Sí, ese era yo. Joven, vivaz, aventurero y obsesionado con la ciudad de Quito. Decidimos que nuestra residencia sería aquí, una urbe que en los setenta empezaba a destellar por sí sola, sus calles empedradas, sus iglesias barrocas, sus parques y plazas casi perfectas; encajando en la cultural urbe con diseño de ajedrez. Sí, mi ciudad la tenía en la palma de mi mano porque mi iniciático viaje por los escondrijos y misterios de ésta, me acompañarían por largos años detrás del volante como taxista nocturno.

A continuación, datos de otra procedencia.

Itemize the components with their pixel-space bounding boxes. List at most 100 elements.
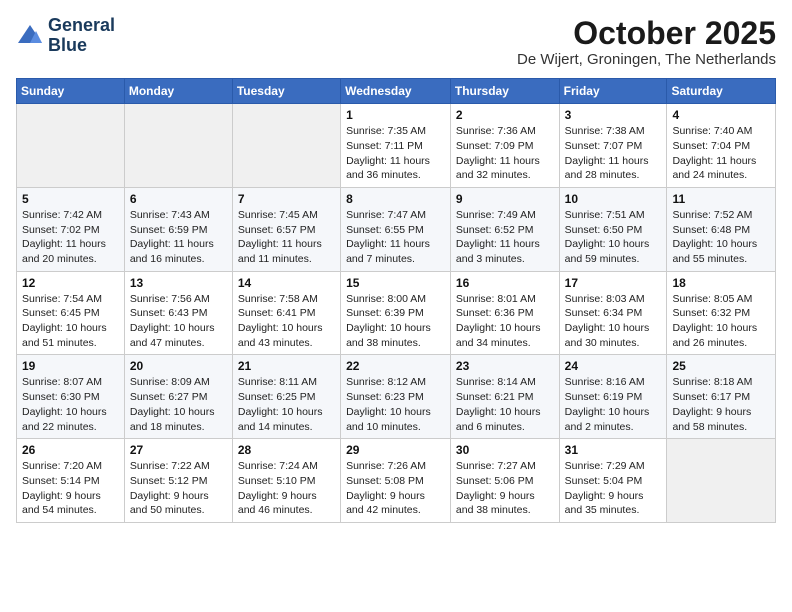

Entre rencores, dudas, injusticias y escarmientos, acepté volver a éste lugar; María se convirtió en mi mundo, yo ausente de amor y perdón solo buscaba redención. Ella mi familia, mi justiciera, mi todo, mi mundo. A pesar de llevar sobre mis hombros la sombra del sufrimiento, el peso de los valores de familia y el conocimiento por lo vivido eran suficientes para dejar un legado a mis hijos (que serían cuatro), la fortuna que poseía estaba en cada ruta de viaje por esta ciudad, volví. ¿Qué es lo que no sabía María?

No, ya no soy aquel. Turnos nocturnos, horas de insomnio, obligaciones laborales, salidas familiares, ausencia de piel, rutina, apegos innecesarios, dudas, sospechas, y sí; una familia a punto de partirse en dos. María se alejaba en silencio, desterrándome por la rutina o quizás por el hastío. El tedio nos dejó exhaustos, la relación después de su madurez, empezó a empobrecerse sin perdón ni lástima. El final me llegó, María más altiva que antes disolvió este contrato. Sí, todo terminó, concluyó, y fenecí de nuevo. Un viaje exigido de ida sin vuelta.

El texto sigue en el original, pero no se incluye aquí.